FOTOS PROJETO LAMBE LAMBE
01 de Fevereiro de 2016
Urso e caçador
Foto Projeto Lambe Lambe
"A la ursa quer dinheiro, quem não dá é pirangueiro" são os versos da marchinha popular que faz parte da tradição do carnaval pernambucano, principalmente dos subúrbios da região metropolitana do Recife. A brincadeira é levada às ruas com espontaneidade por crianças e adolescentes nos dias que antecedem a folia ou durante o Carnaval. “As crianças já vão crescendo e brincando, indo de porta em porta pedindo dinheiro. É impressionante como isso se perpetua, como a nossa cultura popular é tão forte. Uma caixa de papelão na cabeça, uma lata de leite ou balde e um cabo de vassoura nas mãos, está feita a brincadeira”, afirma Aelson da Hora, conselheiro nacional de cultura e presidente da Federação Cultural de Bois e Similares.

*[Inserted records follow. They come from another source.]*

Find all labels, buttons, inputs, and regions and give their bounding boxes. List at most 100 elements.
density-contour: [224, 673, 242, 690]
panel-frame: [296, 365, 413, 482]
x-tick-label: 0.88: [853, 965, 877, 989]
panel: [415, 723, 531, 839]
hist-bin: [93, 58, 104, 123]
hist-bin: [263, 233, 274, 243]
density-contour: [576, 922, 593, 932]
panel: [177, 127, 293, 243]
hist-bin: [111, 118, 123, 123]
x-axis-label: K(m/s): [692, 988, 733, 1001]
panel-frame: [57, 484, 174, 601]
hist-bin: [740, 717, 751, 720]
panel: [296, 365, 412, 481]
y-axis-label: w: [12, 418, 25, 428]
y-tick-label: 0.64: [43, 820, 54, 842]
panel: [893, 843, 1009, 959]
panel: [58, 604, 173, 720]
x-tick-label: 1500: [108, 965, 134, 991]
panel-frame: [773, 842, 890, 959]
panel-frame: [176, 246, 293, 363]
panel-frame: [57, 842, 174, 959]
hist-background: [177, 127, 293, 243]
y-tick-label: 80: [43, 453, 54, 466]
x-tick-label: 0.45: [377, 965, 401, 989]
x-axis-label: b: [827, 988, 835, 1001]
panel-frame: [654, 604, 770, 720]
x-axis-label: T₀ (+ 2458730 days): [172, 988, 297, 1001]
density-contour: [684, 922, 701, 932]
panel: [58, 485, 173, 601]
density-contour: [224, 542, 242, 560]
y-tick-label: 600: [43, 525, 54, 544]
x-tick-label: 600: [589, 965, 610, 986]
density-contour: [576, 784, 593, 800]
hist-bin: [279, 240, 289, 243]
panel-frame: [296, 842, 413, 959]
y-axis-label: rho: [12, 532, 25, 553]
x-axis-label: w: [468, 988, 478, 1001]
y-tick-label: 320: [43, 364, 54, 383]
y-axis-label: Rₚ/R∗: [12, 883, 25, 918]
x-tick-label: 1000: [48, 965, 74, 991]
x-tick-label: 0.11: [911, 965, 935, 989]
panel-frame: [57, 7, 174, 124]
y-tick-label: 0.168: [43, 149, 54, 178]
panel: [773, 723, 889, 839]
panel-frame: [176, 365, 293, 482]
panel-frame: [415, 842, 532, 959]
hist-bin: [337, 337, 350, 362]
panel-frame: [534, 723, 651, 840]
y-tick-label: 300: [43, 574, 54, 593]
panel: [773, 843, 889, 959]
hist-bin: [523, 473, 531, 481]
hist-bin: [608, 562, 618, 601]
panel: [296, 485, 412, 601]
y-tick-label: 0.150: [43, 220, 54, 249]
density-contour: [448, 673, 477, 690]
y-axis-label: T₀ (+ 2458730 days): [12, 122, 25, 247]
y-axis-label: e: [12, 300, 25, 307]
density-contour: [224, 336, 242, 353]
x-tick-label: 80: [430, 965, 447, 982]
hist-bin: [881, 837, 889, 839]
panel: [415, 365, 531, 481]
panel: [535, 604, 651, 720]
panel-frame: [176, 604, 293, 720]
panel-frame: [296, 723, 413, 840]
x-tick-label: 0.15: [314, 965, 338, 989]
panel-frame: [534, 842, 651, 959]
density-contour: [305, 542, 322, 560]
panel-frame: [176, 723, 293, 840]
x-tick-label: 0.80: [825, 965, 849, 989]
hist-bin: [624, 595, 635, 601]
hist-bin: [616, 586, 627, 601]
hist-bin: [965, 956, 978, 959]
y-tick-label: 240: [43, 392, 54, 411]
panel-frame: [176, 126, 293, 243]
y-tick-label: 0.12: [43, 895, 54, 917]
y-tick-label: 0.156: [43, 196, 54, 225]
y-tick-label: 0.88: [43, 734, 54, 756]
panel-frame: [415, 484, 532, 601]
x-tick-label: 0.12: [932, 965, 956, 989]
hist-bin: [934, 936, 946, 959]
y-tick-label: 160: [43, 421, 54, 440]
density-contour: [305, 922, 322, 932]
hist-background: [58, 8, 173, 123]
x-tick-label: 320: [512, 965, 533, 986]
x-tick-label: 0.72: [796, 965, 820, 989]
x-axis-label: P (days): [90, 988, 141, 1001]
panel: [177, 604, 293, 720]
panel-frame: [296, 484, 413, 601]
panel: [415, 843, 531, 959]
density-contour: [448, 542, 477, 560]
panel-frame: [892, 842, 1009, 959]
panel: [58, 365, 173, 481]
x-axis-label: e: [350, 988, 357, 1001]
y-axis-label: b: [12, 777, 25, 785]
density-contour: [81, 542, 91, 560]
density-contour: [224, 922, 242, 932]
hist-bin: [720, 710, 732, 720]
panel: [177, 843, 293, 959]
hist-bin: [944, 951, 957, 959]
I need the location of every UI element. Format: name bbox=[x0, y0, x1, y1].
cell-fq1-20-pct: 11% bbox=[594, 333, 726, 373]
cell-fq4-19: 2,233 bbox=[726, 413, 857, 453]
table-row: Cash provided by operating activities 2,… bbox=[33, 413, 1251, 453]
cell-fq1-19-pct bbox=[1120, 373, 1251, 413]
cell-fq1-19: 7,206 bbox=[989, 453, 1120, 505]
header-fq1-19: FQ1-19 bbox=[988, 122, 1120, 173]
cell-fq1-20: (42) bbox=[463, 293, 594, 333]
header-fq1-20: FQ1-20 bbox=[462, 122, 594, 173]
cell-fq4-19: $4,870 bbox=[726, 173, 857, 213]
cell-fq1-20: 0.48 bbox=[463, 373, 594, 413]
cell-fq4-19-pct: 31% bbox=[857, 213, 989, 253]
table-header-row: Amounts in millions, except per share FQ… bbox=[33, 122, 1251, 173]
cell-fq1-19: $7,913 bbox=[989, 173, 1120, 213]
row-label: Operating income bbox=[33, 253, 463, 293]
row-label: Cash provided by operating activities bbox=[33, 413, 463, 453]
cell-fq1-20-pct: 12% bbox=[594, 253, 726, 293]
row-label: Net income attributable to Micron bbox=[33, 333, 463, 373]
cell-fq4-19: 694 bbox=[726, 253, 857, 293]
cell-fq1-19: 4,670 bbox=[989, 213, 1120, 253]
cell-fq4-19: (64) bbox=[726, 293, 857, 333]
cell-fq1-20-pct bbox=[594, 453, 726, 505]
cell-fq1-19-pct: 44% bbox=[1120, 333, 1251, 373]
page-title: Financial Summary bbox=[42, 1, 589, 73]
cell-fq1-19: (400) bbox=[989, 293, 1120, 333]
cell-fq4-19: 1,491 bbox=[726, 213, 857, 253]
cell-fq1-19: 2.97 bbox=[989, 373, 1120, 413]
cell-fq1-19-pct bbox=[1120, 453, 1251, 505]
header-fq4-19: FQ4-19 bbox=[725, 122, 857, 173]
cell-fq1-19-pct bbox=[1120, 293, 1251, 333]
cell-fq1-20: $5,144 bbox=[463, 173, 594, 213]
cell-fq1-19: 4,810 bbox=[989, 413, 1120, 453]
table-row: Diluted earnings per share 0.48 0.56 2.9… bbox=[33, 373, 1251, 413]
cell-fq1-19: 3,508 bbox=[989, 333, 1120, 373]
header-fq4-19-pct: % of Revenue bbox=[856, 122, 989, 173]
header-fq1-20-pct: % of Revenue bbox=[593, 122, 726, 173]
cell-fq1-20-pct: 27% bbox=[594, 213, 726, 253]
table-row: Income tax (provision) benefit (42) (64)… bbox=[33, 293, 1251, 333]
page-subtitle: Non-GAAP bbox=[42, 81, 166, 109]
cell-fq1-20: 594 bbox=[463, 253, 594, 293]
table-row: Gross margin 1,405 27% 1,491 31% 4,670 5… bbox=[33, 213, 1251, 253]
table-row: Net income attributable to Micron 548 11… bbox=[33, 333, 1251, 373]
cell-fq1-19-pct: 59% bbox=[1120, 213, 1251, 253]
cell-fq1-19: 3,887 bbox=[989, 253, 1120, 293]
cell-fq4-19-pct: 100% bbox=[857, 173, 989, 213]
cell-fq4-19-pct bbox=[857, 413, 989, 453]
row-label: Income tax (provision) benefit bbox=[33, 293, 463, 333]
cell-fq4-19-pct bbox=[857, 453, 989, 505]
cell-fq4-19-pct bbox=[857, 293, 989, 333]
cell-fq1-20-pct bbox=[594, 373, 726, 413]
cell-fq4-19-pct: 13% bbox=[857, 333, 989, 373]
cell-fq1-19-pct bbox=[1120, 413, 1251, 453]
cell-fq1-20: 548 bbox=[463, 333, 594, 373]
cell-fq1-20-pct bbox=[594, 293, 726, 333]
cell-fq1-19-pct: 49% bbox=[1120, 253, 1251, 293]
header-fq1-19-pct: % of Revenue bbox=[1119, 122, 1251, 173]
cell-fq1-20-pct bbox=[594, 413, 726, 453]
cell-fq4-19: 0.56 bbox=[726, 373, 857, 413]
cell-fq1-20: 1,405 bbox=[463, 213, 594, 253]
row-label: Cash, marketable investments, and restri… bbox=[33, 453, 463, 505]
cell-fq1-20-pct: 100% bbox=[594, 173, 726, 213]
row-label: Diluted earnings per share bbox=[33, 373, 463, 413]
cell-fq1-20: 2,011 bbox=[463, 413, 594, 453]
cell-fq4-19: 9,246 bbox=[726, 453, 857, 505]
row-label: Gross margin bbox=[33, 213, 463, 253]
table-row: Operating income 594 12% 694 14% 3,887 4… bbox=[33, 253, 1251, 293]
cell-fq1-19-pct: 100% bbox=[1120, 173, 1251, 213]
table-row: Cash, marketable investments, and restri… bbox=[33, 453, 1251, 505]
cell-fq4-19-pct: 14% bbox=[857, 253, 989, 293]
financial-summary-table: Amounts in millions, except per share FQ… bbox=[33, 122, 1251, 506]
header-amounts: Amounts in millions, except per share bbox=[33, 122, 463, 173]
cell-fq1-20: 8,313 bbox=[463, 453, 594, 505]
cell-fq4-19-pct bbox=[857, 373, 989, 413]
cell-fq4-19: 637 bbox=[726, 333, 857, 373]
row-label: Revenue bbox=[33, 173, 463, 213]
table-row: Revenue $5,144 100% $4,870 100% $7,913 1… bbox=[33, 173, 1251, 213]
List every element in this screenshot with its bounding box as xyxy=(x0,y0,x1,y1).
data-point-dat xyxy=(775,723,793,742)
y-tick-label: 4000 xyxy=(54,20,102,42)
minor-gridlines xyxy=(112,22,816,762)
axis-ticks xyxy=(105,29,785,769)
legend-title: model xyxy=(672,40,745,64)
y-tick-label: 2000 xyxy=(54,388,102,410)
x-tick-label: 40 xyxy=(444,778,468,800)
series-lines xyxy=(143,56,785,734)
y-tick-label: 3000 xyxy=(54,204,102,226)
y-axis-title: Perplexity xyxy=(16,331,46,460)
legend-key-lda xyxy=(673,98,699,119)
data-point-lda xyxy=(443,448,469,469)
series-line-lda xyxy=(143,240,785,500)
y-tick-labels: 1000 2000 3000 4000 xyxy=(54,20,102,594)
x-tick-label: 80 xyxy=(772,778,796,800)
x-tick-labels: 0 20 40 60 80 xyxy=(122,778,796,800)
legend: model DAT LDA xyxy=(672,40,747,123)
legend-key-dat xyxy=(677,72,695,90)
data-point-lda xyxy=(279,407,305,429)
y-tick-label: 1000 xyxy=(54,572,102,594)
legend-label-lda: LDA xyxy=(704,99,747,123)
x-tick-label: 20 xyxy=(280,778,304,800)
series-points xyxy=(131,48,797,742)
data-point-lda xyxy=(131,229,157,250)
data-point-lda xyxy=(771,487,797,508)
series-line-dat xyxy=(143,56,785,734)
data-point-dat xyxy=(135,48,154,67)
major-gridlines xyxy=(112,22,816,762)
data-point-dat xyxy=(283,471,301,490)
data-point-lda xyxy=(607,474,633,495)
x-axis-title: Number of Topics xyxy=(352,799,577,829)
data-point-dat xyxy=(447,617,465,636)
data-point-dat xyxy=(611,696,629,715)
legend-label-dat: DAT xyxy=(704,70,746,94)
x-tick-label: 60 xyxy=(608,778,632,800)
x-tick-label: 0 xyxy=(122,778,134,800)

Mas os ursos também desfilam, com capricho, no Concurso de Agremiações Carnavalescas, sendo conduzidos por brincantes apaixonados que se esforçam para fazer bonito na competição realizada pela Prefeitura do Recife. Nos grupos que saem oficialmente, existem mais personagens envolvidos do que nas brincadeiras entre crianças. Além do urso, o concurso exige a figura do caçador com espingarda e a do italiano (às vezes, chamado gringo ou domador), com maleta e cartola, representando o dono ou o vendedor do animal. Os personagens remetem a tradições europeias, principalmente italianas, com influência dos povos ciganos e artistas circenses. Orquestra, coral e porta-cartaz também fazem parte da agremiação. Os ursos podem incluir outros elementos, que variam de acordo com o grupo, como cordão de crianças, cordão de mulheres e novos personagens ou homenagens.
“O urso ou la ursa é uma brincadeira trazida para o Brasil pelos italianos imigrantes. Em Pernambuco, ela se desenvolveu e agregou nossas características, sendo incorporada ao Carnaval. A manifestação é oriunda das feiras da Idade Média, nas quais um urso – o animal verdadeiro – era levado para embates que atraíam público”, explica Albemar Araújo, coordenador do concurso desde 2001.
Com uma categoria específica dentro da competição, os ursos compõem, de forma singular, a diversidade da folia pernambucana. O grande vencedor do concurso é o Urso Cangaçá, do Bairro de Água Fria, campeão há 10 anos, ininterruptamente. Fundado em 1983, é mantido desde 1996 pela funcionária pública aposentada Cristina Andrade, de 68 anos. “O urso desperta alegria e felicidade nas pessoas. A gente trabalha com crianças, adultos e pessoas da terceira idade, acolhemos todo mundo. Trabalhamos com muito amor”, diz Cristina, numa pausa da costura de fantasias. Ela vive a cultura popular com intensidade, do ciclo natalino ao ciclo carnavalesco, pois também organiza um pastoril.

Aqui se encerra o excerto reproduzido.